Ryan Zimmerman (Managing Director and Medical Technology Analyst)
Okay. Well, thank you for taking my question. Appreciate it.
Adam Sachs (Co-Founder and CEO)
Yeah, thanks for joining.
Operator (participant)
The next question is from the line of Drew Ranieri with Morgan Stanley. You may proceed.
Drew Ranieri (VP of Medical Technology Equity Research)
Hey, everyone. Thanks for taking the questions. I'll ask my two up front, but maybe just to piggyback on Ryan's question just now on the clinical data side. Just to make sure, you're still thinking about the current clinical pathway of doing hernia first and then venturing to others, or has there been any other kind of change in kind of your indication strategy for the US? And then just on the second, I'll let you answer that one, and then I'll go into the second one.
Adam Sachs (Co-Founder and CEO)
Yeah, quick answer. Good question. No change at all, though. Same number of patients, same indication.
Drew Ranieri (VP of Medical Technology Equity Research)
Okay. And then just on the deintegration, you're comfortable, confident it's still on track for this fall. Just as you do think about bringing the subassemblies to the final assembly, I guess, where do you see there could be potential risk? And I guess just how de-risked are these timelines that you're still confident in? Thanks for taking the questions.
Adam Sachs (Co-Founder and CEO)
Yeah. Look, I mean, I think that's an incredibly important question. Overall, the areas that we're most likely to have hiccups along the way, it just comes down to the overall complexity. There's no specific one area. I mean, if there is one subsystem, it's probably the arms. That's where a lot of our secret sauce is, and frankly, that's a huge benefit of what we're doing is. The capital system is, you know, coming along incredibly well. And, you know, it's I don't want to call it simple, it's still quite complicated in itself, but, you know, much, much less on the cutting edge, and we're, we're a lot more confident in the risk there.

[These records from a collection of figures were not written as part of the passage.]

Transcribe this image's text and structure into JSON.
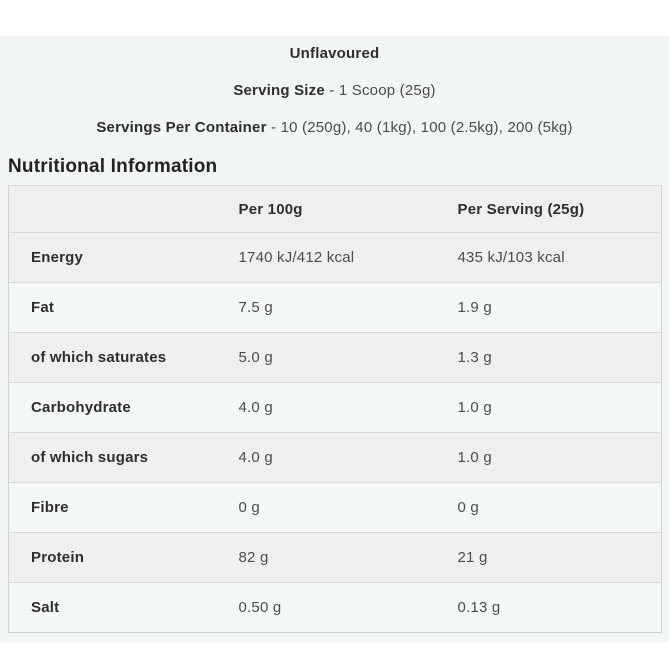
{
  "colors": {
    "page_background": "#ffffff",
    "panel_background": "#f1f6f5",
    "row_gray": "#f0efed",
    "row_mint": "#f4f9f8",
    "border": "#d2d2cf",
    "text_dark": "#2e2e2e",
    "text_muted": "#4c4c4c"
  },
  "header": {
    "flavour": "Unflavoured",
    "serving_size_label": "Serving Size",
    "serving_size_value": "- 1 Scoop (25g)",
    "servings_per_container_label": "Servings Per Container",
    "servings_per_container_value": "- 10 (250g), 40 (1kg), 100 (2.5kg), 200 (5kg)"
  },
  "section_title": "Nutritional Information",
  "table": {
    "columns": [
      "",
      "Per 100g",
      "Per Serving (25g)"
    ],
    "rows": [
      {
        "label": "Energy",
        "per_100g": "1740 kJ/412 kcal",
        "per_serving": "435 kJ/103 kcal"
      },
      {
        "label": "Fat",
        "per_100g": "7.5 g",
        "per_serving": "1.9 g"
      },
      {
        "label": "of which saturates",
        "per_100g": "5.0 g",
        "per_serving": "1.3 g"
      },
      {
        "label": "Carbohydrate",
        "per_100g": "4.0 g",
        "per_serving": "1.0 g"
      },
      {
        "label": "of which sugars",
        "per_100g": "4.0 g",
        "per_serving": "1.0 g"
      },
      {
        "label": "Fibre",
        "per_100g": "0 g",
        "per_serving": "0 g"
      },
      {
        "label": "Protein",
        "per_100g": "82 g",
        "per_serving": "21 g"
      },
      {
        "label": "Salt",
        "per_100g": "0.50 g",
        "per_serving": "0.13 g"
      }
    ]
  }
}
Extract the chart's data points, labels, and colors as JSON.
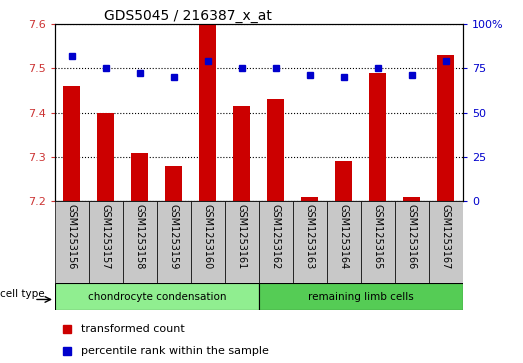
{
  "title": "GDS5045 / 216387_x_at",
  "samples": [
    "GSM1253156",
    "GSM1253157",
    "GSM1253158",
    "GSM1253159",
    "GSM1253160",
    "GSM1253161",
    "GSM1253162",
    "GSM1253163",
    "GSM1253164",
    "GSM1253165",
    "GSM1253166",
    "GSM1253167"
  ],
  "transformed_count": [
    7.46,
    7.4,
    7.31,
    7.28,
    7.6,
    7.415,
    7.43,
    7.21,
    7.29,
    7.49,
    7.21,
    7.53
  ],
  "percentile_rank": [
    82,
    75,
    72,
    70,
    79,
    75,
    75,
    71,
    70,
    75,
    71,
    79
  ],
  "ylim_left": [
    7.2,
    7.6
  ],
  "ylim_right": [
    0,
    100
  ],
  "yticks_left": [
    7.2,
    7.3,
    7.4,
    7.5,
    7.6
  ],
  "ytick_labels_left": [
    "7.2",
    "7.3",
    "7.4",
    "7.5",
    "7.6"
  ],
  "yticks_right": [
    0,
    25,
    50,
    75,
    100
  ],
  "ytick_labels_right": [
    "0",
    "25",
    "50",
    "75",
    "100%"
  ],
  "bar_color": "#cc0000",
  "dot_color": "#0000cc",
  "cell_types": [
    {
      "label": "chondrocyte condensation",
      "start": 0,
      "end": 6,
      "color": "#90ee90"
    },
    {
      "label": "remaining limb cells",
      "start": 6,
      "end": 12,
      "color": "#55cc55"
    }
  ],
  "cell_type_label": "cell type",
  "legend_bar_label": "transformed count",
  "legend_dot_label": "percentile rank within the sample",
  "xticklabel_bg": "#c8c8c8"
}
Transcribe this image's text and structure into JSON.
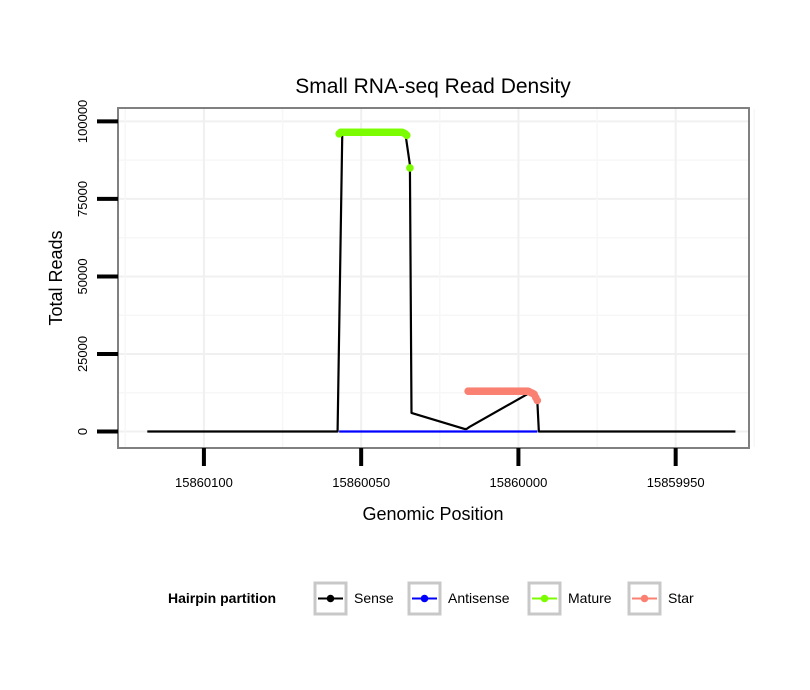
{
  "chart_data": {
    "type": "line",
    "title": "Small RNA-seq Read Density",
    "xlabel": "Genomic Position",
    "ylabel": "Total Reads",
    "xlim": [
      15860127,
      15859927
    ],
    "ylim": [
      -5000,
      104000
    ],
    "x_reversed": true,
    "grid": true,
    "legend_position": "bottom",
    "legend_title": "Hairpin partition",
    "x_ticks": [
      15860100,
      15860050,
      15860000,
      15859950
    ],
    "x_tick_labels": [
      "15860100",
      "15860050",
      "15860000",
      "15859950"
    ],
    "y_ticks": [
      0,
      25000,
      50000,
      75000,
      100000
    ],
    "y_tick_labels": [
      "0",
      "25000",
      "50000",
      "75000",
      "100000"
    ],
    "colors": {
      "Sense": "#000000",
      "Antisense": "#0000ff",
      "Mature": "#7cfc00",
      "Star": "#fa8072"
    },
    "series": [
      {
        "name": "Sense",
        "style": "line",
        "x": [
          15860118,
          15860057.5,
          15860056,
          15860036,
          15860034.5,
          15860034,
          15860017,
          15860016.5,
          15860015.5,
          15859995.5,
          15859994,
          15859993.5,
          15859931
        ],
        "y": [
          0,
          0,
          96500,
          96500,
          86000,
          6000,
          800,
          800,
          1500,
          13000,
          10000,
          0,
          0
        ]
      },
      {
        "name": "Antisense",
        "style": "line",
        "x": [
          15860057,
          15859994
        ],
        "y": [
          0,
          0
        ]
      },
      {
        "name": "Mature",
        "style": "points",
        "x": [
          15860057,
          15860056.5,
          15860056,
          15860055.5,
          15860055,
          15860054.5,
          15860054,
          15860053.5,
          15860053,
          15860052.5,
          15860052,
          15860051.5,
          15860051,
          15860050.5,
          15860050,
          15860049.5,
          15860049,
          15860048.5,
          15860048,
          15860047.5,
          15860047,
          15860046.5,
          15860046,
          15860045.5,
          15860045,
          15860044.5,
          15860044,
          15860043.5,
          15860043,
          15860042.5,
          15860042,
          15860041.5,
          15860041,
          15860040.5,
          15860040,
          15860039.5,
          15860039,
          15860038.5,
          15860038,
          15860037.5,
          15860037,
          15860036.5,
          15860036,
          15860035.5,
          15860034.5
        ],
        "y": [
          96000,
          96500,
          96500,
          96500,
          96500,
          96500,
          96500,
          96500,
          96500,
          96500,
          96500,
          96500,
          96500,
          96500,
          96500,
          96500,
          96500,
          96500,
          96500,
          96500,
          96500,
          96500,
          96500,
          96500,
          96500,
          96500,
          96500,
          96500,
          96500,
          96500,
          96500,
          96500,
          96500,
          96500,
          96500,
          96500,
          96500,
          96500,
          96500,
          96500,
          96500,
          96300,
          96000,
          95500,
          85000
        ]
      },
      {
        "name": "Star",
        "style": "points",
        "x": [
          15860016,
          15860015.5,
          15860015,
          15860014.5,
          15860014,
          15860013.5,
          15860013,
          15860012.5,
          15860012,
          15860011.5,
          15860011,
          15860010.5,
          15860010,
          15860009.5,
          15860009,
          15860008.5,
          15860008,
          15860007.5,
          15860007,
          15860006.5,
          15860006,
          15860005.5,
          15860005,
          15860004.5,
          15860004,
          15860003.5,
          15860003,
          15860002.5,
          15860002,
          15860001.5,
          15860001,
          15860000.5,
          15860000,
          15859999.5,
          15859999,
          15859998.5,
          15859998,
          15859997.5,
          15859997,
          15859996.5,
          15859996,
          15859995.5,
          15859995,
          15859994.5,
          15859994
        ],
        "y": [
          13000,
          13000,
          13000,
          13000,
          13000,
          13000,
          13000,
          13000,
          13000,
          13000,
          13000,
          13000,
          13000,
          13000,
          13000,
          13000,
          13000,
          13000,
          13000,
          13000,
          13000,
          13000,
          13000,
          13000,
          13000,
          13000,
          13000,
          13000,
          13000,
          13000,
          13000,
          13000,
          13000,
          13000,
          13000,
          13000,
          13000,
          13000,
          13000,
          12800,
          12500,
          12300,
          12000,
          11000,
          10000
        ]
      }
    ],
    "legend": [
      "Sense",
      "Antisense",
      "Mature",
      "Star"
    ]
  }
}
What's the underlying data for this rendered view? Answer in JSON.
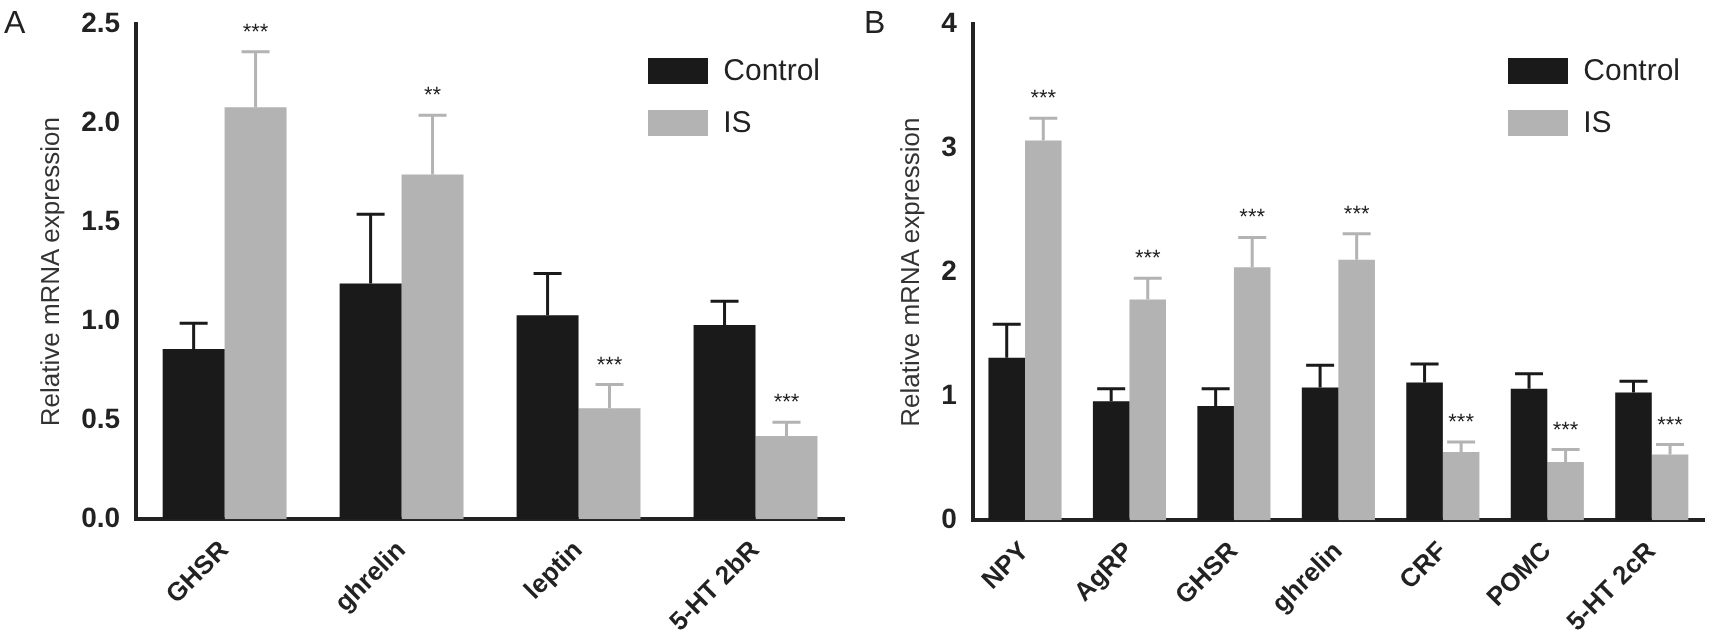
{
  "chart_data": [
    {
      "type": "bar",
      "ylabel": "Relative mRNA expression",
      "categories": [
        "GHSR",
        "ghrelin",
        "leptin",
        "5-HT 2bR"
      ],
      "series": [
        {
          "name": "Control",
          "color": "#1a1a1a",
          "values": [
            0.86,
            1.19,
            1.03,
            0.98
          ],
          "errors": [
            0.13,
            0.35,
            0.21,
            0.12
          ]
        },
        {
          "name": "IS",
          "color": "#b3b3b3",
          "values": [
            2.08,
            1.74,
            0.56,
            0.42
          ],
          "errors": [
            0.28,
            0.3,
            0.12,
            0.07
          ]
        }
      ],
      "ylim": [
        0,
        2.5
      ],
      "yticks": [
        {
          "value": 0,
          "label": "0.0"
        },
        {
          "value": 0.5,
          "label": "0.5"
        },
        {
          "value": 1,
          "label": "1.0"
        },
        {
          "value": 1.5,
          "label": "1.5"
        },
        {
          "value": 2,
          "label": "2.0"
        },
        {
          "value": 2.5,
          "label": "2.5"
        }
      ],
      "grid": false,
      "legend": "top right",
      "annotations": [
        "A",
        {
          "text": "***",
          "x": "GHSR",
          "y": 2.08
        },
        "**",
        {
          "text": "***",
          "x": "leptin",
          "y": 0.56
        },
        {
          "text": "***",
          "x": "5-HT 2bR",
          "y": 0.42
        }
      ]
    },
    {
      "type": "bar",
      "ylabel": "Relative mRNA expression",
      "categories": [
        "NPY",
        "AgRP",
        "GHSR",
        "ghrelin",
        "CRF",
        "POMC",
        "5-HT 2cR"
      ],
      "series": [
        {
          "name": "Control",
          "color": "#1a1a1a",
          "values": [
            1.31,
            0.96,
            0.92,
            1.07,
            1.11,
            1.06,
            1.03
          ],
          "errors": [
            0.27,
            0.1,
            0.14,
            0.18,
            0.15,
            0.12,
            0.09
          ]
        },
        {
          "name": "IS",
          "color": "#b3b3b3",
          "values": [
            3.06,
            1.78,
            2.04,
            2.1,
            0.55,
            0.47,
            0.53
          ],
          "errors": [
            0.18,
            0.17,
            0.24,
            0.21,
            0.08,
            0.1,
            0.08
          ]
        }
      ],
      "ylim": [
        0,
        4
      ],
      "yticks": [
        0,
        1,
        2,
        3,
        4
      ],
      "grid": false,
      "legend": "top right",
      "annotations": [
        "B",
        {
          "text": "***",
          "x": "NPY",
          "y": 3.06
        },
        {
          "text": "***",
          "x": "AgRP",
          "y": 1.78
        },
        {
          "text": "***",
          "x": "GHSR",
          "y": 2.04
        },
        {
          "text": "***",
          "x": "ghrelin",
          "y": 2.1
        },
        {
          "text": "***",
          "x": "CRF",
          "y": 0.55
        },
        {
          "text": "***",
          "x": "POMC",
          "y": 0.47
        },
        {
          "text": "***",
          "x": "5-HT 2cR",
          "y": 0.53
        }
      ]
    }
  ]
}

So that's all a long-winding way to say that I'm pretty confident in the V1.0 milestone, that we've added, you know, time for remediation of any issues that come up before pre-V and V testing and, just even time to change the minor things that may come up. But, you know, that all being said, if, you know, I really learned anything over the last year, the level of complexity as you try to bring everything together, try to integrate everything, get it through the process, things do come up. So I'll say I'm about as confident as I can be, but there are real risks.
Operator (participant)
There are no additional questions waiting at this time. I would like to pass the conference back over to the management team for closing remarks.
Adam Sachs (Co-Founder and CEO)
Yeah, if that's all the questions, then we're good to end the call. Thank you, everybody, for joining.
Operator (participant)
That will conclude the Vicarious Surgical's 2024 second quarter earnings call. Thank you for your participation, and enjoy the rest of your day.